By now we've all heard the frightening statistics about the truck driver shortage, but these numbers bear repeating. According to the American Trucking Associations (ATA), there's already a shortage of as many as 48,000 drivers in the United States right now, and if current trends play out over the next decade, that number could swell to 175,000 by 2024. The reasons for this shortage are familiar: undesirable working conditions and lifestyle, too much time spent away from home, onerous regulations that make it tough to earn a decent living, etc. Nobody, it seems, raises their hand anymore in high schools when the question is asked, "Who wants to be a truck driver when they grow up?"
Meanwhile, the omni-channeling of America continues at runaway speeds, with manufacturers and retailers alike trying to figure out how they can deliver products ordered in quantities of one to end-consumers who are willing to pay a little bit more—but not that much more—for same-day delivery. If it's already next-to-impossible now to find truck drivers, who's going to deliver all this stuff in the future?
The answer, based on recent trends, could very well be: you and me. Maybe we'll be our own deliverers.
Amazon is certainly betting on what's being termed "the gig economy" as part of its strategy to get products in the hands of consumers as quickly and efficiently as possible. At the recent Council of Supply Chain Management Professionals annual conference (CSCMP 2015) in San Diego, Dave Clark, Amazon's senior VP of worldwide operations and customer service, openly recruited for the new Amazon Flex service, a delivery network that relies on independent drivers. These drivers, Clark emphasized, can earn "a very good living" (i.e., up to $25 per hour) using their own cars, picking up packages at local warehouses and delivering them to customers' houses. It's kind of a combination of the Domino's, Uber and UPS models, with even more emphasis on speed and technology (Amazon Flex relies heavily on mobile routing capabilities to direct drivers to their destinations). In keeping with the new rules of the gig economy, these drivers will cover their own costs (vehicle, insurance, fuel, maintenance) in exchange for working as often as they'd like. It could very well be that Amazon will pay you to go pick up your own order.
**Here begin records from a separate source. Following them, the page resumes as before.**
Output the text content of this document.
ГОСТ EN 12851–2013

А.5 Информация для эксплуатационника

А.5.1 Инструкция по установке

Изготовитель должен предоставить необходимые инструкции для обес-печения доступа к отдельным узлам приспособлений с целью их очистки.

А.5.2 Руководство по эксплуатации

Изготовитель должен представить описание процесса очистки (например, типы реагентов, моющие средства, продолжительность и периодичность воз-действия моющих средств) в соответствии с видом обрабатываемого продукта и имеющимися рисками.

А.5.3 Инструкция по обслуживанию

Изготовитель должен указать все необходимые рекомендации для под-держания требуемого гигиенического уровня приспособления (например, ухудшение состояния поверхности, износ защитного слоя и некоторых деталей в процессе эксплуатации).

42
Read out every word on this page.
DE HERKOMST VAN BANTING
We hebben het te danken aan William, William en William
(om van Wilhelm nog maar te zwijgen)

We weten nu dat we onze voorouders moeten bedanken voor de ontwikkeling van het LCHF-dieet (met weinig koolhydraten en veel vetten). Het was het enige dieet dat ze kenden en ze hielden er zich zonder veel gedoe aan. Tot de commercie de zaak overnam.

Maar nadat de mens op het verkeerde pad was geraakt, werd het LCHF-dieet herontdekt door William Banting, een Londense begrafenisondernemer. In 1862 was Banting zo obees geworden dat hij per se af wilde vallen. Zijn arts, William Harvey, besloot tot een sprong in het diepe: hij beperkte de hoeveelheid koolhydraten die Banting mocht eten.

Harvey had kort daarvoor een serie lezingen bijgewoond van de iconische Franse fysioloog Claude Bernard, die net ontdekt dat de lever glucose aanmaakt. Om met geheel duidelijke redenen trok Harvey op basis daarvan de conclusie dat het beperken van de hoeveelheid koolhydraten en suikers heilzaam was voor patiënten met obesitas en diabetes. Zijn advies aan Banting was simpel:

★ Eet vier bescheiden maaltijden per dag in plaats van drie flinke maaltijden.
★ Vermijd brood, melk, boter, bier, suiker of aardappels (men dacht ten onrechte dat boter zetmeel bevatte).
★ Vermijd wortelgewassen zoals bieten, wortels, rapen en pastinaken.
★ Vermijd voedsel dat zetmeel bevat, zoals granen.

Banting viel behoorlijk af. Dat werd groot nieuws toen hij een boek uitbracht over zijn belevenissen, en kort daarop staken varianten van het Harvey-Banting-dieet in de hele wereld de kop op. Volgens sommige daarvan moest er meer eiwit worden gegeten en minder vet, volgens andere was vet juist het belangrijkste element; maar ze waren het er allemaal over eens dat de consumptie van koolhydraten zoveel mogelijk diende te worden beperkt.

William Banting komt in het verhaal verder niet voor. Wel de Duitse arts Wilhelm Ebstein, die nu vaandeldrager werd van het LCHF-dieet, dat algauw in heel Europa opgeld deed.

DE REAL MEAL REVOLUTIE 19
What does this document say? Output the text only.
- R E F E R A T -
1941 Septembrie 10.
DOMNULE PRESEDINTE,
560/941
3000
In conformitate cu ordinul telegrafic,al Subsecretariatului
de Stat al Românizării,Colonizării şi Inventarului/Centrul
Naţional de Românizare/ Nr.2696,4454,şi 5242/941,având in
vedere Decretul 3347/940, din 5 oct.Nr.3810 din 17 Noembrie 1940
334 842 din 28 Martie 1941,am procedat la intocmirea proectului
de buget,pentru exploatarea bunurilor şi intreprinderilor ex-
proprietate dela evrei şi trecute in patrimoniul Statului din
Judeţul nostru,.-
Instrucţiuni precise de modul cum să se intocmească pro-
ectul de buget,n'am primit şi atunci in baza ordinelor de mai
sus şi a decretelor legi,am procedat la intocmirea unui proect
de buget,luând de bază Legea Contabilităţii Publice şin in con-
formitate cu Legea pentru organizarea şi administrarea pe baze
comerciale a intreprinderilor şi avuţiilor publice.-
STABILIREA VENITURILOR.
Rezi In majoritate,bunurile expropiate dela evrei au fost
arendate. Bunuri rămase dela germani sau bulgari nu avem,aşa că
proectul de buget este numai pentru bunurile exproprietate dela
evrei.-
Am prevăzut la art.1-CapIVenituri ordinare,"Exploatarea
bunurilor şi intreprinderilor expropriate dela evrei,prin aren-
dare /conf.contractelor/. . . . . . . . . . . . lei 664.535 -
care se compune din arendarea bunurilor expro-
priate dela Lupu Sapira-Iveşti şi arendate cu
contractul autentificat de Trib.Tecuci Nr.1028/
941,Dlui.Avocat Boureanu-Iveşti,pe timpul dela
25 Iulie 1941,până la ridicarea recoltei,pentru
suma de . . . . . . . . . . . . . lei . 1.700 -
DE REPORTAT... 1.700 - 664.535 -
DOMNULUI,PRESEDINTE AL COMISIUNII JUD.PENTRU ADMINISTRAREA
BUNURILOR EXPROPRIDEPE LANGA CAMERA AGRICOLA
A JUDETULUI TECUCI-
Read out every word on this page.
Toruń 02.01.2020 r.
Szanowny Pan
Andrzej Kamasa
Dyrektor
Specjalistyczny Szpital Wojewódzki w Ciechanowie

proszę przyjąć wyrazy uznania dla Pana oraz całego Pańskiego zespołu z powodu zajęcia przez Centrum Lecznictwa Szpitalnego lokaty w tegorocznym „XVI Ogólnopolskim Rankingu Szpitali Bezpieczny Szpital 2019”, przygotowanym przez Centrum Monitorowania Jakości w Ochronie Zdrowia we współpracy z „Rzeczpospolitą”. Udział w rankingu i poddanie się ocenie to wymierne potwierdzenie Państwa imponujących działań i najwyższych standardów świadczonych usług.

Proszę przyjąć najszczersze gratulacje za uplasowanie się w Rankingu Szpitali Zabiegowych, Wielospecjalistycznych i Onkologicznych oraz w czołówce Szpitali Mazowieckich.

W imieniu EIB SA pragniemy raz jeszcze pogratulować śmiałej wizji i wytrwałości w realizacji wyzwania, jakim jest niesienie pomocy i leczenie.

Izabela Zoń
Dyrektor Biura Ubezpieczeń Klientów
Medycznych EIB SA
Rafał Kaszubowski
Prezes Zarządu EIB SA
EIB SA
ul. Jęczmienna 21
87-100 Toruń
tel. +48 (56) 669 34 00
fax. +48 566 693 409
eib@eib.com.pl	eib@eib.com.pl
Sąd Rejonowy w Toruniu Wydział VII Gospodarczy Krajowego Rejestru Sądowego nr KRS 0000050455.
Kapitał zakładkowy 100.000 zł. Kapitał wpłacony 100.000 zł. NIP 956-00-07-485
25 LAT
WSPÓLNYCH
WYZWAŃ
Amazon is only the most recent example of a company attempting to accelerate the concept of "instant gratification"—not only for its customers, who can now pay $8 for one-hour delivery of certain products in certain cities, but even for its drivers, who can make a little money as a part of Amazon's supply chain network without having to actually, you know, be an employee of Amazon. At the recent Material Handling Institute annual conference in Jacksonville, Fla., David Butler, VP of innovation and entrepreneurship with The Coca-Cola Co., spoke about a company Coke has helped launch called Wonolo. This start-up has developed an Uber-like app that finds temporary staff to do things like restocking retail shelves with Coke products.
As with Amazon Flex, part of the appeal Wonolo makes to potential workers is participation in the on-demand "gig" marketplace. On its website, Wonolo tells prospective users: "Work now. Get paid. Live life on your terms. Don't let job schedules run your life. Wonolo connects you with immediate hourly or daily jobs from the biggest and best brands, allowing you to work where you want, when you want, for whomever you want." Just don't ask them for healthcare coverage.
"Most established companies struggle with the speed and flexibility they need to stay ahead of the digital revolution," Butler notes. By investing in start-ups like Wonolo, Coke is able to participate in the new economic realities driving the Millennial workforce while encouraging new business models that might not necessarily be embraced by Coke's century-old corporate structure. Wonolo, in effect, is itself a gig company that helps line up gigs for other companies.
As Grace Woo, director of supply chain sourcing strategy with consumer goods manufacturer McCormick & Company, said at the CSCMP 2015 show, "To be successful in e-commerce fulfillment, you have to shift your focus from moving stuff to moving data." It could very well be that as technology and demographics shift the nature of work itself, your last-mile fulfillment will increasingly depend on people whose tenure with your company can be measured not in years, but in minutes.